National Freedom Day
National Freedom Day is a holiday which is celebrated annually on February 1st in the United States. The purpose of this holiday is to not only honor the signing of the 13th amendment on February 1, 1865 – an amendment which outlawed slavery – but it is also a day in which all U.S citizens can celebrate the freedom they share with their fellow Americans. It is also a good day to reflect on the fact that the United States is a country that is dedicated to the ideals of freedom, justice, and equality and that all of us citizens should work towards those goals.
History of National Freedom Day
On February 1, 1865, President Abraham Lincoln signed a joint congressional resolution proposing a 13th Amendment to the United States Constitution. This amendment would abolish slavery in the U.S once and for all. However, while the President signed it on the 1st of February, it didn’t become actually become ratified until December 6, 1865. Still, some people believed that February 1st should convey some sort of commemoration to that important signing and one of those people was Richard R. Wright, a former slave who decided to lobby the U.S Congress to make the 1st of February National Freedom Day.
At the time the amendment was signed, Mr. Wright was a nine-year-old slave that was living in Georgia. After the Civil War ended, he was able to attend a freedmen’s school. He would then go on to become a veteran of the Spanish-American War, a banker, and a prominent teacher.
Unfortunately, his request for a National Freedom Day wouldn’t be instituted during his lifetime. It wasn’t until 1947, a year after his death, that the U.S Congress would pass a resolution making February 1st National Freedom Day.
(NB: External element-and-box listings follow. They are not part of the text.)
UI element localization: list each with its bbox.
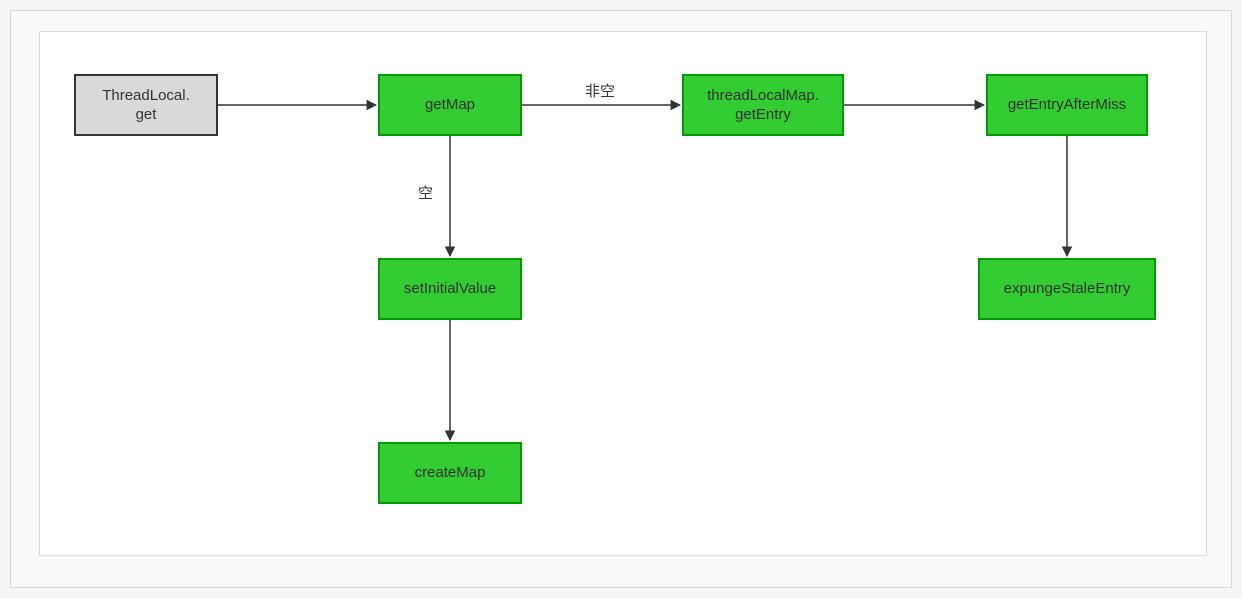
edge-label-getmap-to-setinitialvalue: 空: [418, 182, 433, 203]
node-getentry: threadLocalMap. getEntry: [682, 74, 844, 136]
node-getentryaftermiss: getEntryAfterMiss: [986, 74, 1148, 136]
node-createmap: createMap: [378, 442, 522, 504]
node-threadlocal-get: ThreadLocal. get: [74, 74, 218, 136]
node-getmap: getMap: [378, 74, 522, 136]
node-setinitialvalue: setInitialValue: [378, 258, 522, 320]
node-expungestaleentry: expungeStaleEntry: [978, 258, 1156, 320]
diagram-canvas: ThreadLocal. get getMap threadLocalMap. ge…: [39, 31, 1207, 556]
edge-label-getmap-to-getentry: 非空: [585, 80, 615, 101]
diagram-outer: ThreadLocal. get getMap threadLocalMap. ge…: [10, 10, 1232, 588]
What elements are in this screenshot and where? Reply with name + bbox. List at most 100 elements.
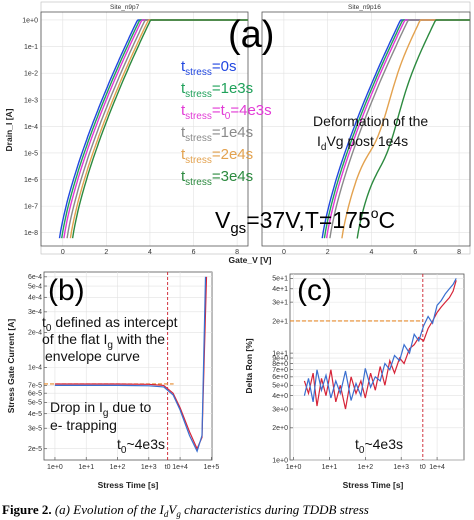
panel-a-y-ticks: 1e+0 1e-1 1e-2 1e-3 1e-4 1e-5 1e-6 1e-7 1e-8 bbox=[22, 17, 38, 237]
legend-entry: tstress=0s bbox=[181, 58, 236, 78]
annotation-line2: IdVg post 1e4s bbox=[317, 133, 408, 153]
y-tick-label: 4e+0 bbox=[272, 393, 288, 400]
panel-c-xlabel: Stress Time [s] bbox=[343, 480, 404, 490]
a-x-tick-label: 8 bbox=[235, 249, 239, 256]
legend-sub: stress bbox=[185, 67, 212, 78]
x-tick-label: 1e+0 bbox=[286, 464, 302, 471]
panel-c-label: (c) bbox=[297, 274, 332, 307]
a-x-tick-label: 2 bbox=[326, 249, 330, 256]
y-tick-label: 6e-5 bbox=[28, 390, 42, 397]
panel-c-ylabel: Delta Ron [%] bbox=[244, 338, 254, 393]
panel-c-curves bbox=[303, 278, 457, 410]
a-y-tick-label: 1e-6 bbox=[24, 177, 38, 184]
panel-a-ylabel: Drain_I [A] bbox=[4, 108, 14, 151]
y-tick-label: 9e+0 bbox=[272, 355, 288, 362]
panel-b-note5: e- trapping bbox=[50, 417, 117, 433]
y-tick-label: 7e+0 bbox=[272, 367, 288, 374]
a-right-curve-darkgreen bbox=[356, 19, 470, 239]
y-tick-label: 2e+0 bbox=[272, 425, 288, 432]
a-y-tick-label: 1e-7 bbox=[24, 204, 38, 211]
legend-entry: tstress=3e4s bbox=[181, 168, 253, 188]
y-tick-label: 2e-4 bbox=[28, 330, 42, 337]
a-y-tick-label: 1e-4 bbox=[24, 124, 38, 131]
y-tick-label: 8e+0 bbox=[272, 361, 288, 368]
subplot-title-right: Site_n9p16 bbox=[348, 4, 381, 11]
x-tick-label: 1e+2 bbox=[357, 464, 373, 471]
panel-a: Site_n9p7 Site_n9p16 1e+0 1e-1 1e-2 1e-3 1e-… bbox=[4, 1, 471, 265]
y-tick-label: 3e-5 bbox=[28, 426, 42, 433]
panel-c-y-ticks: 5e+1 4e+1 3e+1 2e+1 1e+19e+08e+07e+06e+0 5e+0… bbox=[272, 276, 288, 465]
y-tick-label: 6e-4 bbox=[28, 274, 42, 281]
y-tick-label: 3e+0 bbox=[272, 406, 288, 413]
legend-sub2: 0 bbox=[225, 111, 231, 122]
panel-b-curves bbox=[54, 276, 208, 453]
y-tick-label: 1e+0 bbox=[272, 457, 288, 464]
legend-text: =t bbox=[212, 102, 226, 119]
panel-b-grid bbox=[44, 272, 212, 460]
a-y-tick-label: 1e-2 bbox=[24, 71, 38, 78]
panel-a-xlabel: Gate_V [V] bbox=[229, 255, 272, 265]
x-tick-label: 1e+1 bbox=[78, 464, 94, 471]
legend-t: t bbox=[181, 168, 186, 185]
panel-b-label: (b) bbox=[48, 274, 85, 307]
a-left-curve-darkgreen bbox=[71, 19, 248, 239]
y-tick-label: 5e-5 bbox=[28, 400, 42, 407]
curve-blue_series bbox=[54, 276, 207, 453]
legend-text: =1e4s bbox=[212, 124, 253, 141]
a-right-curve-gray bbox=[329, 19, 470, 239]
x-tick-label: 1e+1 bbox=[322, 464, 338, 471]
y-tick-label: 2e+1 bbox=[272, 318, 288, 325]
legend-text2: =4e3s bbox=[230, 102, 271, 119]
panel-c-x-ticks: 1e+0 1e+1 1e+2 1e+3 1e+4t0 bbox=[286, 464, 445, 471]
legend-t: t bbox=[181, 102, 186, 119]
legend-t: t bbox=[181, 58, 186, 75]
y-tick-label: 7e-5 bbox=[28, 383, 42, 390]
panel-b-note1: t0 defined as intercept bbox=[42, 314, 178, 334]
panel-c-grid bbox=[290, 274, 464, 461]
legend-sub: stress bbox=[185, 89, 212, 100]
y-tick-label: 5e-4 bbox=[28, 283, 42, 290]
a-axes-box bbox=[40, 11, 249, 247]
y-tick-label: 6e+0 bbox=[272, 374, 288, 381]
legend-text: =1e3s bbox=[212, 80, 253, 97]
legend-text: =3e4s bbox=[212, 168, 253, 185]
panel-a-left-axes bbox=[40, 11, 249, 247]
legend-entry: tstress=1e3s bbox=[181, 80, 253, 100]
panel-b-note3: envelope curve bbox=[45, 348, 140, 364]
x-tick-label: 1e+4 bbox=[172, 464, 188, 471]
figure-caption: Figure 2. (a) Evolution of the IdVg char… bbox=[2, 502, 369, 519]
curve-blue_series bbox=[303, 278, 457, 403]
x-tick-label-t0: t0 bbox=[165, 464, 171, 471]
x-tick-label: 1e+5 bbox=[203, 464, 219, 471]
a-x-tick-label: 6 bbox=[192, 249, 196, 256]
a-x-tick-label: 8 bbox=[457, 249, 461, 256]
panel-a-x-ticks: 0 2 4 6 8 0 2 4 6 8 bbox=[61, 249, 461, 256]
y-tick-label: 2e-5 bbox=[28, 446, 42, 453]
y-tick-label: 5e+0 bbox=[272, 383, 288, 390]
panel-a-curves bbox=[58, 19, 470, 239]
panel-b-note2: of the flat Ig with the bbox=[42, 331, 165, 351]
a-y-tick-label: 1e-3 bbox=[24, 97, 38, 104]
a-x-tick-label: 2 bbox=[104, 249, 108, 256]
a-y-tick-label: 1e-5 bbox=[24, 150, 38, 157]
a-right-curve-blue bbox=[321, 19, 470, 239]
panel-b-note4: Drop in Ig due to bbox=[50, 399, 152, 419]
panel-c-note: t0~4e3s bbox=[355, 436, 403, 456]
x-tick-label: 1e+3 bbox=[393, 464, 409, 471]
a-right-curve-green bbox=[323, 19, 470, 239]
a-x-tick-label: 0 bbox=[282, 249, 286, 256]
legend-text: =2e4s bbox=[212, 146, 253, 163]
a-y-tick-label: 1e-8 bbox=[24, 230, 38, 237]
y-tick-label: 3e+1 bbox=[272, 299, 288, 306]
y-tick-label: 4e-4 bbox=[28, 295, 42, 302]
panel-b-y-ticks: 6e-4 5e-4 4e-4 3e-4 2e-4 1e-4 7e-56e-5 5e-5 4e-5… bbox=[28, 274, 42, 453]
panel-b-xlabel: Stress Time [s] bbox=[98, 480, 159, 490]
subplot-title-left: Site_n9p7 bbox=[110, 4, 140, 11]
annotation-line1: Deformation of the bbox=[313, 113, 428, 129]
x-tick-label: 1e+4 bbox=[429, 464, 445, 471]
y-tick-label: 1e-4 bbox=[28, 365, 42, 372]
legend-sub: stress bbox=[185, 177, 212, 188]
legend-t: t bbox=[181, 124, 186, 141]
a-y-tick-label: 1e+0 bbox=[22, 17, 38, 24]
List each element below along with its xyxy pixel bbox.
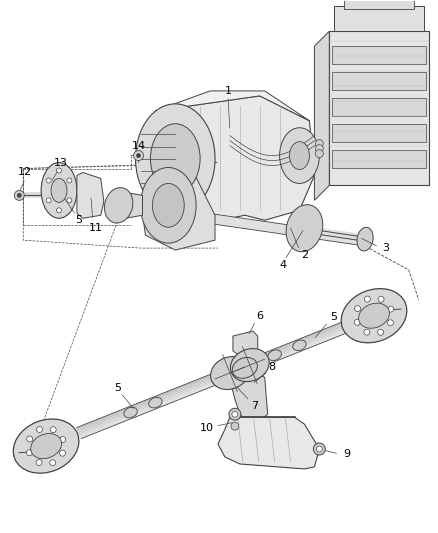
Polygon shape — [118, 200, 360, 245]
Circle shape — [14, 190, 24, 200]
Ellipse shape — [141, 167, 196, 243]
Polygon shape — [141, 175, 215, 250]
Bar — [332, 98, 426, 116]
Polygon shape — [155, 91, 309, 121]
Circle shape — [27, 450, 32, 456]
Ellipse shape — [293, 340, 306, 351]
Bar — [41, 188, 59, 195]
Polygon shape — [119, 192, 142, 218]
Text: 12: 12 — [18, 167, 32, 177]
Ellipse shape — [41, 163, 77, 218]
Text: 2: 2 — [301, 250, 308, 260]
Circle shape — [364, 296, 371, 302]
Circle shape — [355, 305, 360, 312]
Bar — [332, 72, 426, 90]
Circle shape — [27, 436, 33, 442]
Circle shape — [364, 329, 370, 335]
Ellipse shape — [211, 357, 249, 390]
Circle shape — [67, 178, 72, 183]
Text: 8: 8 — [268, 362, 275, 373]
Ellipse shape — [218, 357, 252, 385]
Ellipse shape — [286, 205, 323, 252]
Text: 5: 5 — [330, 312, 337, 322]
Polygon shape — [77, 173, 104, 218]
Ellipse shape — [104, 188, 133, 223]
Circle shape — [50, 460, 56, 466]
Bar — [344, 0, 414, 10]
Text: 3: 3 — [382, 243, 389, 253]
Circle shape — [137, 154, 141, 158]
Ellipse shape — [279, 128, 319, 183]
Circle shape — [232, 411, 238, 417]
Ellipse shape — [357, 227, 373, 251]
Text: 5: 5 — [75, 215, 82, 225]
Circle shape — [315, 144, 323, 152]
Ellipse shape — [230, 349, 269, 382]
Text: 5: 5 — [114, 383, 121, 393]
Circle shape — [36, 459, 42, 465]
Text: 9: 9 — [344, 449, 351, 459]
Circle shape — [60, 437, 66, 442]
Circle shape — [315, 140, 323, 148]
Circle shape — [314, 443, 325, 455]
Circle shape — [315, 150, 323, 158]
Ellipse shape — [13, 419, 79, 473]
Ellipse shape — [150, 124, 200, 193]
Circle shape — [17, 193, 21, 197]
Circle shape — [134, 151, 144, 160]
Circle shape — [67, 198, 72, 203]
Ellipse shape — [124, 407, 137, 418]
Circle shape — [354, 319, 360, 325]
Ellipse shape — [359, 303, 389, 328]
Bar — [334, 6, 424, 31]
Bar — [332, 124, 426, 142]
Text: 7: 7 — [251, 401, 258, 411]
Polygon shape — [230, 372, 268, 419]
Ellipse shape — [152, 183, 184, 227]
Bar — [332, 150, 426, 167]
Ellipse shape — [148, 397, 162, 408]
Circle shape — [388, 320, 393, 326]
Circle shape — [57, 208, 61, 213]
Circle shape — [50, 427, 56, 433]
Circle shape — [57, 168, 61, 173]
Text: 10: 10 — [200, 423, 214, 433]
Circle shape — [229, 408, 241, 420]
Text: 4: 4 — [279, 260, 286, 270]
Ellipse shape — [232, 358, 258, 378]
Polygon shape — [218, 417, 319, 469]
Polygon shape — [314, 31, 329, 200]
Circle shape — [316, 446, 322, 452]
Text: 6: 6 — [256, 311, 263, 321]
Circle shape — [378, 296, 384, 302]
Ellipse shape — [290, 142, 309, 169]
Ellipse shape — [31, 433, 61, 459]
Text: 14: 14 — [131, 141, 145, 151]
Bar — [332, 46, 426, 64]
Circle shape — [231, 422, 239, 430]
Circle shape — [46, 178, 51, 183]
Circle shape — [46, 198, 51, 203]
Circle shape — [378, 329, 384, 335]
Ellipse shape — [135, 104, 215, 213]
Text: 11: 11 — [89, 223, 103, 233]
Text: 13: 13 — [54, 158, 68, 167]
Text: 1: 1 — [224, 86, 231, 96]
Polygon shape — [145, 96, 314, 220]
Polygon shape — [233, 331, 258, 362]
Ellipse shape — [341, 288, 407, 343]
Circle shape — [36, 426, 42, 432]
Circle shape — [388, 306, 394, 312]
Bar — [329, 31, 429, 185]
Circle shape — [60, 450, 66, 456]
Ellipse shape — [51, 179, 67, 203]
Ellipse shape — [268, 350, 281, 360]
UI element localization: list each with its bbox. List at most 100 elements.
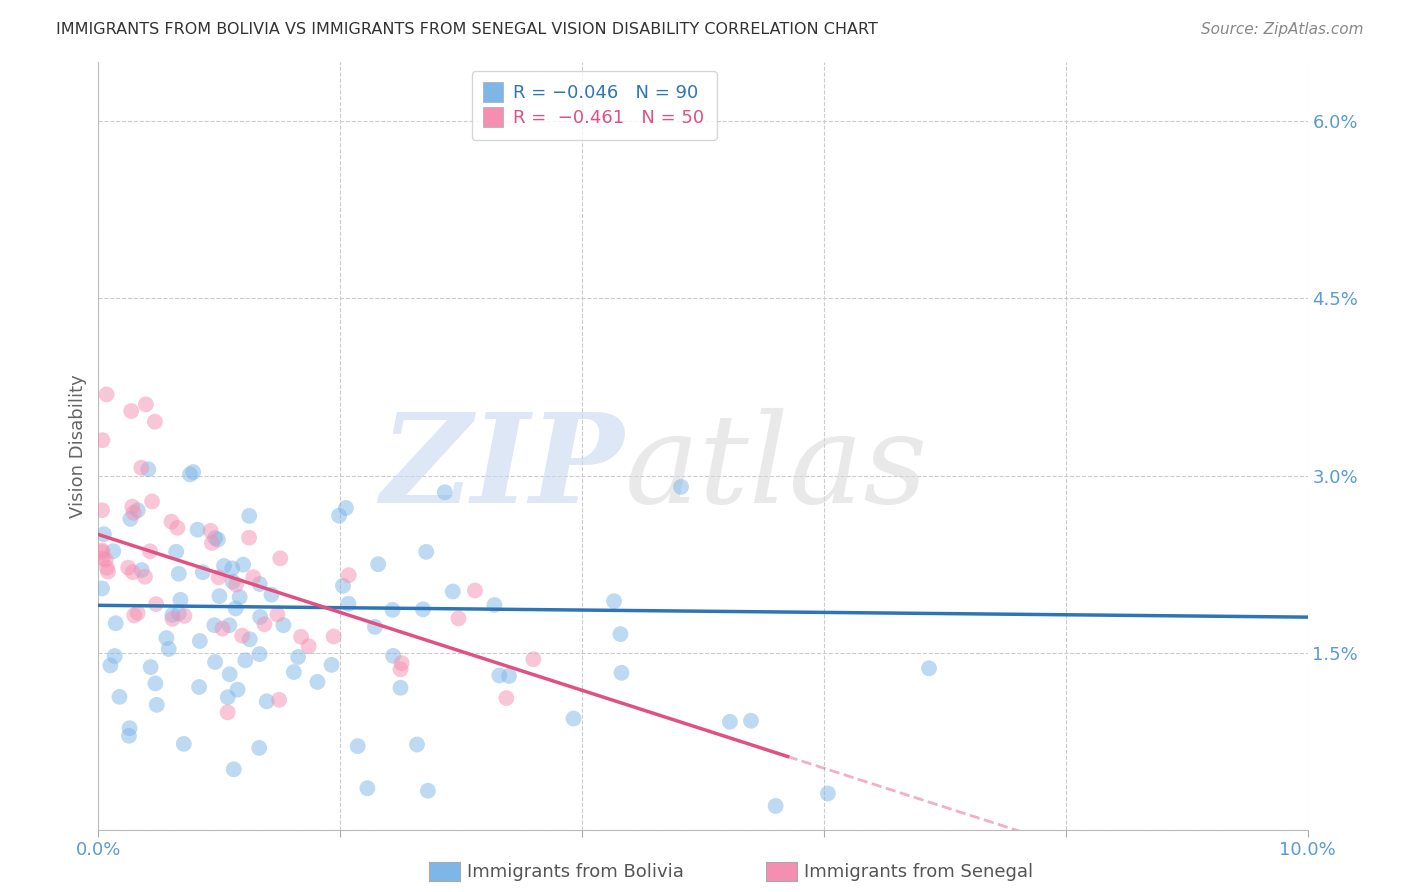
Point (382, 648, 405, 663)
Point (447, 611, 470, 625)
Point (266, 607, 288, 622)
Point (495, 691, 517, 706)
Point (488, 668, 510, 682)
Point (91, 543, 114, 558)
Point (222, 763, 245, 777)
Point (131, 563, 153, 577)
Point (287, 650, 309, 665)
Point (143, 415, 166, 429)
Point (217, 706, 239, 720)
Point (91, 582, 114, 596)
Point (232, 558, 254, 572)
Point (225, 601, 247, 615)
Point (108, 690, 131, 704)
Point (91, 551, 114, 566)
Point (242, 570, 264, 584)
Point (332, 579, 354, 593)
Point (484, 598, 506, 612)
Point (335, 500, 357, 515)
Point (391, 656, 413, 670)
Point (522, 652, 544, 666)
Point (217, 690, 239, 705)
Point (669, 480, 692, 494)
Point (415, 545, 437, 559)
Point (238, 531, 260, 545)
Point (267, 693, 290, 707)
Point (218, 667, 240, 681)
Point (356, 781, 378, 796)
Point (290, 630, 312, 644)
Point (412, 602, 434, 616)
Point (179, 467, 201, 482)
Point (367, 558, 389, 572)
Point (464, 583, 486, 598)
Point (231, 629, 253, 643)
Point (249, 577, 271, 591)
Point (162, 607, 184, 622)
Point (120, 404, 142, 418)
Point (256, 694, 278, 708)
Point (228, 590, 250, 604)
Point (222, 574, 245, 589)
Point (129, 460, 152, 475)
Point (283, 665, 305, 679)
Point (122, 608, 145, 623)
Point (97, 565, 120, 579)
Point (406, 738, 429, 752)
Point (117, 560, 139, 574)
Point (121, 565, 143, 579)
Point (328, 508, 350, 523)
Point (118, 729, 141, 743)
Point (249, 647, 271, 661)
Point (191, 565, 214, 579)
Point (166, 521, 188, 535)
Point (498, 669, 520, 683)
Text: IMMIGRANTS FROM BOLIVIA VS IMMIGRANTS FROM SENEGAL VISION DISABILITY CORRELATION: IMMIGRANTS FROM BOLIVIA VS IMMIGRANTS FR… (56, 22, 879, 37)
Point (233, 653, 256, 667)
Point (155, 631, 177, 645)
Y-axis label: Vision Disability: Vision Disability (69, 374, 87, 518)
Point (433, 485, 456, 500)
Point (718, 714, 741, 729)
Point (96, 560, 118, 574)
Point (249, 610, 271, 624)
Point (610, 665, 633, 680)
Point (169, 592, 191, 607)
Point (207, 533, 229, 547)
Point (298, 639, 321, 653)
Point (247, 740, 270, 755)
Point (188, 634, 211, 648)
Point (740, 714, 762, 728)
Point (96, 387, 118, 401)
Point (226, 682, 249, 697)
Point (603, 594, 626, 608)
Point (238, 508, 260, 523)
Text: Immigrants from Bolivia: Immigrants from Bolivia (467, 863, 683, 881)
Point (337, 568, 360, 582)
Point (273, 618, 295, 632)
Text: ZIP: ZIP (381, 409, 624, 530)
Legend: R = −0.046   N = 90, R =  −0.461   N = 50: R = −0.046 N = 90, R = −0.461 N = 50 (471, 71, 717, 140)
Point (208, 589, 231, 603)
Point (225, 577, 247, 591)
Point (173, 608, 195, 623)
Point (918, 661, 941, 675)
Point (201, 536, 224, 550)
Point (239, 632, 262, 647)
Point (103, 544, 125, 558)
Point (121, 500, 143, 514)
Point (204, 531, 226, 545)
Point (337, 597, 360, 611)
Point (145, 698, 167, 712)
Point (167, 607, 190, 621)
Point (817, 787, 839, 801)
Point (145, 676, 167, 690)
Point (181, 465, 204, 479)
Point (160, 515, 183, 529)
Point (173, 737, 195, 751)
Point (200, 524, 222, 538)
Point (187, 523, 209, 537)
Point (120, 512, 142, 526)
Point (204, 655, 226, 669)
Point (381, 603, 404, 617)
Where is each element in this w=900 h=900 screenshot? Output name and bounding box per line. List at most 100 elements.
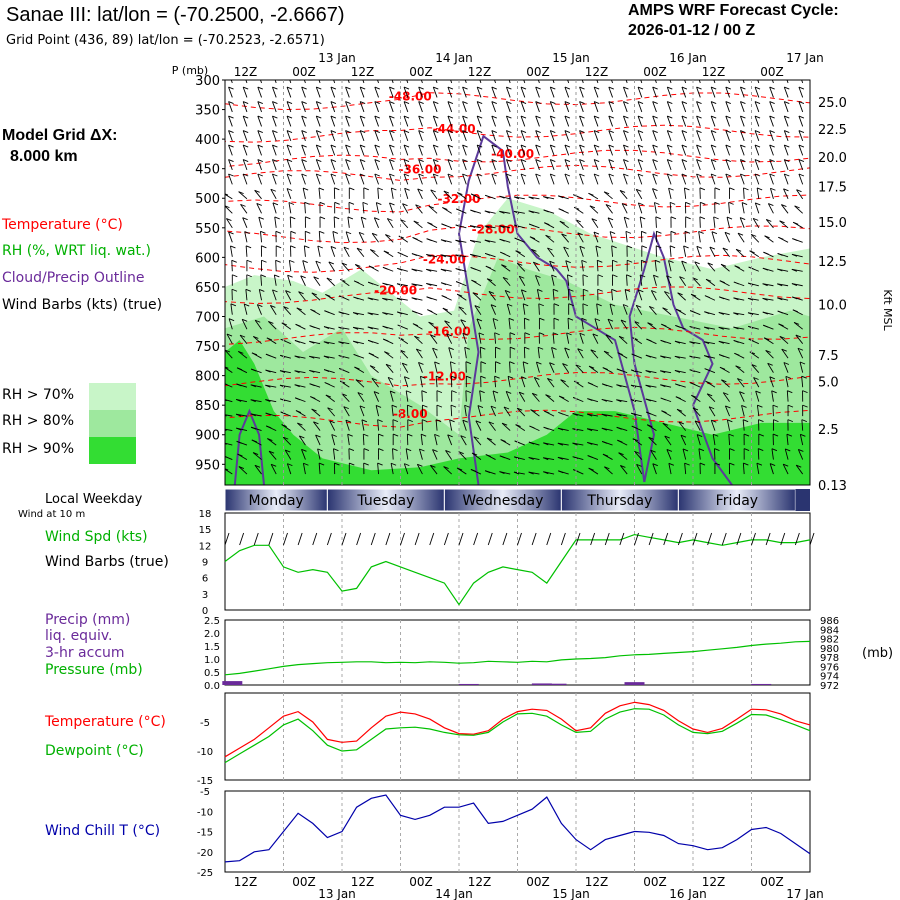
wind-barb — [225, 428, 233, 432]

On June 30, 1948, President Harry S. Truman would sign this holiday proclamation into law.
Celebrating National Freedom Day
National Freedom Day is celebrated in a variety of different ways. According to 36 U.S. Code § 124, the President of the United States may issue a proclamation that designates February 1st as National Freedom Day to commemorate the signing of the 13th amendment by Abraham Lincoln on February 1, 1865. Each President can decide for themselves if they’re going to proclaim the holiday for that year. On this day, some people take time out of their busy schedules to honor freedom and equality. The day may also be celebrated with breakfasts or BBQs, movie screenings, book readings, and luncheons. In some areas, celebrations are observed with a fireworks display.